Data
This section describes the data and the data collection process for collecting the data necessary to forecast air pollution in Belium.
All data except the EEA air pollution data can be found in the data repository. The EEA data for Belgium can be found at this OSF repository. Use of the data files will be provided in the modelling and experimentation sections of this documentation.
EEA Air pollution
The data can be downloaded here 9-18 using the air quality measurement stations as mandated by Directive 2008/50/EC of the European Parliament. This script will scrape the data automatically for Belgium. Note that the data in the OSF repository is the product of this script and can be fed directly to the VAR model or to the data processing script described below.
The air pollution data can visualized with this script.
COVID-19
Belgium COVID-19 data is available from Sciensano. The description of the variables can be found in this code book and other dataset information here.
We provide the data in this repository.
Traffic volume
Data provided by Bruxelles Mobilite upon request, available here.
We use five tunnels from Brussels, as described in the thesis and visualized in this script. The tunnels of interest can be visualized here.
Data processing
Data processing scripts used in this work are provided in src/data_processing/R. Scripts there include the EEA data scraping script, plotting scripts to visualize the air pollutants, COVID-19, and traffic data.

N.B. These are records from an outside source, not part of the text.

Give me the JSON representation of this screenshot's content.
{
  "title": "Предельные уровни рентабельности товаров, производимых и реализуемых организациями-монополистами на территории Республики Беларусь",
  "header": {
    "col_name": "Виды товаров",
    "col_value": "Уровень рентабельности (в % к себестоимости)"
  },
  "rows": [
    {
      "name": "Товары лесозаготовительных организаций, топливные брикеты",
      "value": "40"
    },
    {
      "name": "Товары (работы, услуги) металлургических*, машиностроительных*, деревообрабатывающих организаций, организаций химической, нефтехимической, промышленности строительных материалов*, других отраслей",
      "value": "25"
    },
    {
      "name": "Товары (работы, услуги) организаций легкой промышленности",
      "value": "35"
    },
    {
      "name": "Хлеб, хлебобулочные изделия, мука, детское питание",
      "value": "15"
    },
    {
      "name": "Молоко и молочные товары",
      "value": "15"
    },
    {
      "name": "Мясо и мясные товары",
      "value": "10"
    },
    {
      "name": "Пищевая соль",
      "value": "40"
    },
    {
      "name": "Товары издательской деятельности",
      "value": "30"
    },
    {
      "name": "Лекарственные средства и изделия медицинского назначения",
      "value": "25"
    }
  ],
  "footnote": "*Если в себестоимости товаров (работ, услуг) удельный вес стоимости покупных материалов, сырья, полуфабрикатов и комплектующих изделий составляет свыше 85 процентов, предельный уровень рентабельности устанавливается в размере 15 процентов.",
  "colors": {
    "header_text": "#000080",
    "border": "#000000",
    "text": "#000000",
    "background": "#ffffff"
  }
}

Importantly, there are two scripts named station_selection_for_mvts.R and save_data_for_mvts.R. If you want to reproduce our work with the transformer and regenerate the training/testing data we use, first run station_selection_for_mvts.R and then save_data_for_mvts.R. This will first select the 41 air measuring stations by criteria of complete data and then generate the training and testing data, as described in the thesis work associated with this project. This, of course, requires the data scraping to be done first, or to download the OSF data (which is the product of the scraping script).